Proportional Thinking

1. Proportional Thinking Decimals, Rate, Ratio and Percent

2. What is proportional thinking? • How are two things related multiplicatively. • Example: thinking of six as two threes instead of 4 + 2. • 16 = 8 x 2 rather than 16= 8 + 8 • Give other examples of your whiteboards • Learning Goal: to think about thinking proportionally

3. What is ratio? • Compares quantities within the same unit • For example: • Grade 7: Grade 8 in the class (the unit would be students) What would this ratio be? • 17:8 • We would call 17 the first term of the ratio. • We would call 8 the second term of the ratio.

4. Types of ratios • Part to whole ratios compare one part to the whole thing. So 8:25 would describe what ratio in our class? • Grade 8: whole class • Part to part ratios compare two parts of something. What would be the ratio if we compared girls to boys in the class? • 14:11 • On your whiteboards, come up with other ratios to describe the class.

5. Ratios and fractions • How would we write the ratio of grade 8: Grade 7 as a fraction? • 8/17 • How about the ratio of boys to girls? • 11/14 • The ratio 1: 14 represents the number of girls named Amber to the number of girls in the class.
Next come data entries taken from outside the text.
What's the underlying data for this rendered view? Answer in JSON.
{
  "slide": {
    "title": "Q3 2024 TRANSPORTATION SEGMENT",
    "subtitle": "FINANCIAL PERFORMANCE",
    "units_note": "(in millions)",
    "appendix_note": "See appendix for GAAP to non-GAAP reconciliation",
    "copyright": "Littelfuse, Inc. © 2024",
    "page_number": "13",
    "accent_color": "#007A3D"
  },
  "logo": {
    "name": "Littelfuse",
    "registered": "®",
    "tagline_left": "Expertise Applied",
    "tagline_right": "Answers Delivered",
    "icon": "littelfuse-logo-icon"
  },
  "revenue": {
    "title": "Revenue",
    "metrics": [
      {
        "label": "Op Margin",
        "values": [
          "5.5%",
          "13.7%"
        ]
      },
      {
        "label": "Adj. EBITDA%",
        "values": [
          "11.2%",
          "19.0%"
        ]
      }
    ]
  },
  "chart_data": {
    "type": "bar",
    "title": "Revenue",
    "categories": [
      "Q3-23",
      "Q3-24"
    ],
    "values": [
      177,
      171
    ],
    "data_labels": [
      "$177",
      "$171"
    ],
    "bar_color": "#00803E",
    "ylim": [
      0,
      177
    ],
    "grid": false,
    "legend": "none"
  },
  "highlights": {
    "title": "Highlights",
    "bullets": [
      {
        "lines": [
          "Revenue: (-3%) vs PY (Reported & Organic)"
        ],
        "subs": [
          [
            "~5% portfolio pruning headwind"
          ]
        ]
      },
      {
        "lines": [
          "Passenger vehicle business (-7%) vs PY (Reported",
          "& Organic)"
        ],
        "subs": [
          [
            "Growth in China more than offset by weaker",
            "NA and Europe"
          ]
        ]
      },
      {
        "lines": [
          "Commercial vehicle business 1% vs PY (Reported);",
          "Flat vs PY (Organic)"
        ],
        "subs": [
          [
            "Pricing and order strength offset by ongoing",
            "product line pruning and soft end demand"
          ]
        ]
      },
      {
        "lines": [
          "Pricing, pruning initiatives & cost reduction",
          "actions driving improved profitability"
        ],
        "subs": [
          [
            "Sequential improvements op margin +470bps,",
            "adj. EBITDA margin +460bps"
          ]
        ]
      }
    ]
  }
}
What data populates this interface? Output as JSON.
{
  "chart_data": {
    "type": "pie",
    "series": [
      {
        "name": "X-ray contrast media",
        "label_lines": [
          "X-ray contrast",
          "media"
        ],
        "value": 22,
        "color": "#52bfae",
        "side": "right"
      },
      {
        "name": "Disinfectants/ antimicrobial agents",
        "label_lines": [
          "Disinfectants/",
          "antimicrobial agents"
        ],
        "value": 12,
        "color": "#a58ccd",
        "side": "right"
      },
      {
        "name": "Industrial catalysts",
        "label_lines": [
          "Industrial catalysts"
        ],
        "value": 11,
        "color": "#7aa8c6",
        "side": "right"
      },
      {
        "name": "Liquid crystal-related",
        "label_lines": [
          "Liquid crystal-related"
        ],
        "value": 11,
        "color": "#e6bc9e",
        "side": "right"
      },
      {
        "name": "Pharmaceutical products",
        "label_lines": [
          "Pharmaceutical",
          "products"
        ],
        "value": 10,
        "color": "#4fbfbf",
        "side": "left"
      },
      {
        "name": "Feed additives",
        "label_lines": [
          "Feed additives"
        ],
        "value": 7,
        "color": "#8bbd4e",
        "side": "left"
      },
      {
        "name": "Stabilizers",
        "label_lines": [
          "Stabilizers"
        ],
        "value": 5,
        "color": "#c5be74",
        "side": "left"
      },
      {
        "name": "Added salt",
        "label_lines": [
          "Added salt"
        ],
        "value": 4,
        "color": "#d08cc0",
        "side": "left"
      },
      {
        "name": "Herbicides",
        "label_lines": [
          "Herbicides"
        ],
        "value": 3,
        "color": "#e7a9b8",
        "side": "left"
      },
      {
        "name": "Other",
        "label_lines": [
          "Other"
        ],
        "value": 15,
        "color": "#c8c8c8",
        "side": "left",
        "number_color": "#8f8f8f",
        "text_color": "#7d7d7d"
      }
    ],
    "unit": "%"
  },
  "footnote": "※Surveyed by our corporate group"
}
What would it be as a fraction? • What can we observe about fractions and ratios?

6. Famous Ratio • One of the most famous ratios is the ratio of the circumference (outside) of a circle to the diameter (across the middle) of a circle. • This ratio is 3.14:1. What else is this know by? • Pi

7. What is rate? • Rate compares quantities with different units but are very similar to ratios. Some mathematicians don’t see any difference at all. Do you? • Rates include things such as distance to time or price per number of items. • Come up with an example of a ratio problem on your whiteboard.

8. Equivalent ratios and rates • Remember equivalent fractions? • Write equivalent fractions for ½ • Now write equivalent ratios for 1:2 • This is very handy when shopping. For example, if 6 onions are $5 but I only want 3 onions, I know it will cost $2.50 because they are equivalent rates. • Make a table on your whiteboard to show how much 12, 18, 24 and 30 onions would cost.

9. Onion Table

10. Graphing Equivalents Ratios and Rates • You can also use a graph to represent rates or ratios and find equivalent ratios or rates. • make a line graph of our onion table with your table group on a whiteboard. • What do you notice? • each ordered pair (6,5), (12, 10) is an equivalent ratio.

11. What is percent? • A percent always compares a quantity to 100. • Think of percent as a special ratio in which the second term is always 100. • Give an example of a percent problem on your white board. • When do we use percent in real life?

12. Percent Principles • Percent can be written as x:100 or x/100 or as an equivalent decimal. • Percent can be as low as zero and more than 100 • Comparing presents is easy as you are comparing whole number values. Ex: what is more 25% or 75%? • Sometimes presents describe change

13. Unit Rates • A UNIT RATE is an equivalent rate where the second term is 1. • For example, if I drive 30km in 20 minutes the rate is 1.5 km per minute or 1.5:1 • This is also handy for shopping! • Solve the following problem in your table groups on white boards: • Which is the better buy: 3.6 litres of brand A dish soap for $3.69 or 4 litres of brand B for $4.29? • Soap A

14. Relating and Comparing Ratios and Rates • Similar to fractions, we can easily compare ratios or rates with the same second term (what does this remind you of???) • So…if 6:25 represents the number of equestrians in the class and 15:25 represents the number of teams sports players, it is easy to see that there are more team sports players in the class.